6. If the QM location is a probability distribution, what is the QM velocity?

Instead of velocity, QM actually talks about momentum. (Momentum is simply mass times velocity.) The location and the momentum, in QM, are “conjugate variables”. In one sense, this means that location and momentum are enough to specify the motion of the particle. In another sense, this means that the location and momentum are tightly bound up in the equation of motion for the particle.

There’s nothing really new here. In traditional mechanics, for example, if you have the original location of a particle, and you know its initial velocity and its mass, you can calculate its trajectory. All the high-falutin’ words like “conjugate variables” just mean the same thing as that.

(Oh yes, to calculate the trajectory, you also have to know the force on the particle. You need to know the force for QM, too.)

Now, when the math tells us that the location is a bell-shaped curve, then it also says that the momentum is a bell-shaped curve. It turns out that these two curves are related by something called a Fourier Transform. Given the location curve, you calculate a Fourier Transform and you get the momentum curve.

Finally: The narrower one curve is, the wider the other curve is. That’s just how Fourier Transforms work.

7. The location and velocity are both imprecise in QM.

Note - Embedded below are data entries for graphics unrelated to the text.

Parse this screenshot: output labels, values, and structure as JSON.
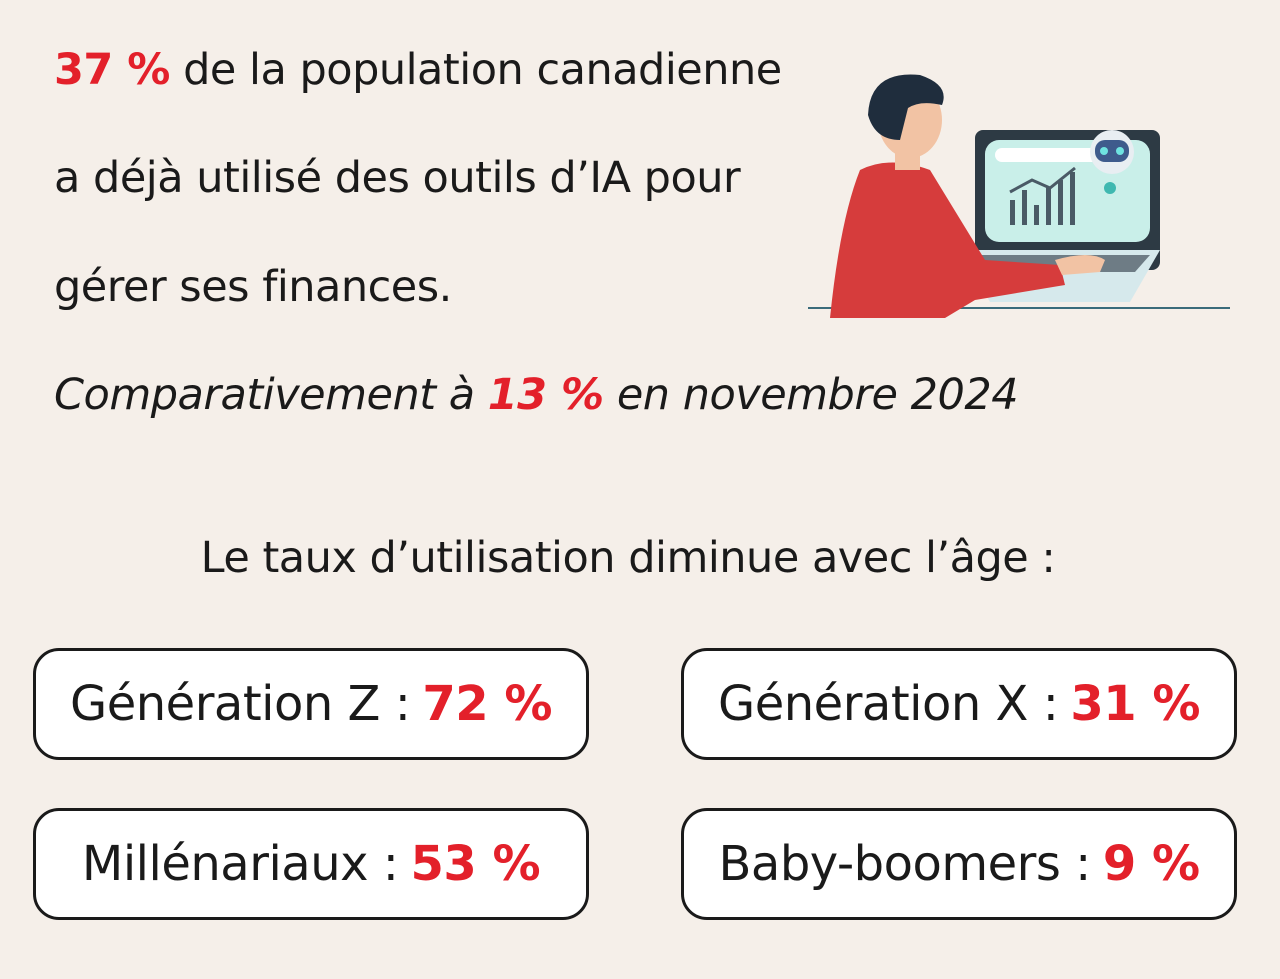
{
  "headline": {
    "stat": "37 %",
    "lines": [
      "de la population canadienne",
      "a déjà utilisé des outils d’IA pour",
      "gérer ses finances."
    ]
  },
  "comparison": {
    "before": "Comparativement à",
    "stat": "13 %",
    "after": "en novembre 2024"
  },
  "subheading": "Le taux d’utilisation diminue avec l’âge :",
  "groups": [
    {
      "label": "Génération Z :",
      "value": "72 %"
    },
    {
      "label": "Génération X :",
      "value": "31 %"
    },
    {
      "label": "Millénariaux :",
      "value": "53 %"
    },
    {
      "label": "Baby-boomers :",
      "value": "9 %"
    }
  ]
}
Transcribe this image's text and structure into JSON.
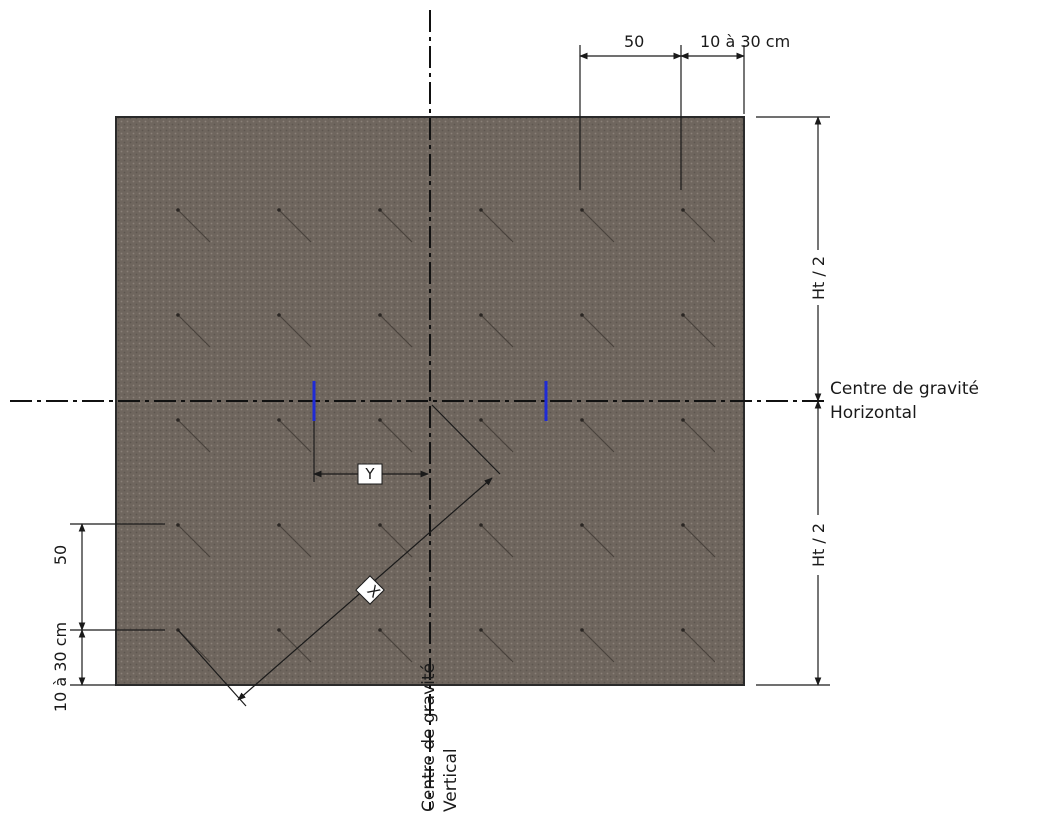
{
  "colors": {
    "panel_fill": "#6f665e",
    "panel_texture": "#8a8178",
    "panel_border": "#2a2a2a",
    "anchor_mark": "#1f2bd6",
    "ink": "#1a1a1a"
  },
  "anchor_grid": {
    "columns": 6,
    "rows": 5
  },
  "labels": {
    "top_spacing": "50",
    "top_edge": "10 à 30 cm",
    "half_height_top": "Ht / 2",
    "half_height_bottom": "Ht / 2",
    "cg_horizontal_line1": "Centre de gravité",
    "cg_horizontal_line2": "Horizontal",
    "left_spacing": "50",
    "left_edge": "10 à 30 cm",
    "cg_vertical_line1": "Centre de gravité",
    "cg_vertical_line2": "Vertical",
    "dim_y": "Y",
    "dim_x": "X"
  }
}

If we accept that QM explains everything about an electron, then the location at any time is not precise – it is a bell-shaped curve around the most likely position. Similarly, the momentum is also not precise – it is a (related) bell-shaped curve around the most likely momentum. And, since the curves are Fourier Transforms of each other, the narrower one is, the wider the other one is.  This relationship between location and momentum is called the Heisenberg Uncertainty Principle. It states that you cannot know both the QM position and QM momentum exactly.  In fact, it says more than that.  It says you cannot know either variable exactly, and that the more precisely you know one, the less precisely you know the other.

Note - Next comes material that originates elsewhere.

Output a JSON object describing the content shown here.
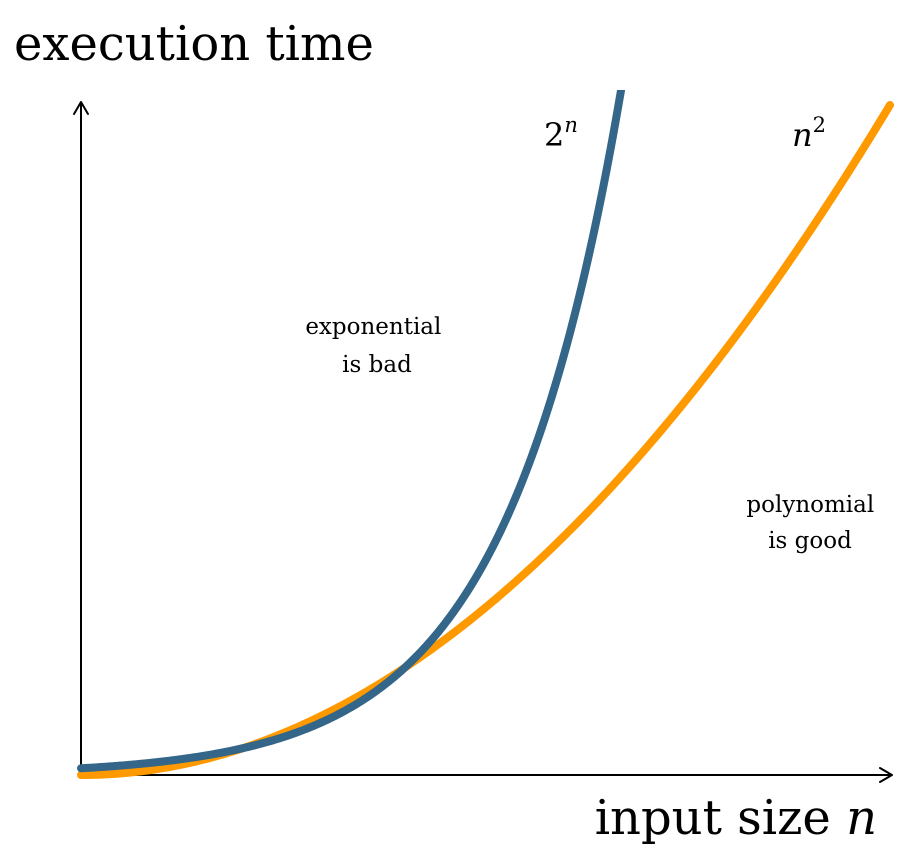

Additional experiments have been made, and they all confirm the equations of Quantum Mechanics. How can this be, when we can actually measure the position of the electron on the CRT screen, and we know that the electron is particle with a very specific mass and electric charge? That’s the quantum mystery, straight and simple.

Physicists fall into (roughly) 3 groups: Group #1 have tried to develop actual physical models of how the electron moves, with an actual trajectory with location and momentum at all times specified. They’ve tied themselves in knots, and come up with some theories, but they are considered to be on the fringe of physics. Group #2 take a neutral stance and say that if the equations work, use them — and don’t ask the equations for an explanation of what’s actually happening. Group #3 take the stance that the electron doesn’t have a well-defined position or momentum, and you can’t even ask the question — the only thing you can ever know is the two probability curves.

Well, that’s it. How is it possible? No one really knows. But now, at least you know something about the experiments and the math that lie behind the statement:

“Quantum theory tells us that we have to abandon the familiar image of a particle (such as an electron or a photon) as having, at any time, a definite position or a definite velocity. […] This is not simply a matter of needing more precise measurements. The uncertainty is a fundamental aspect of physical reality.”

The writer of that quote is part of physicist group #3.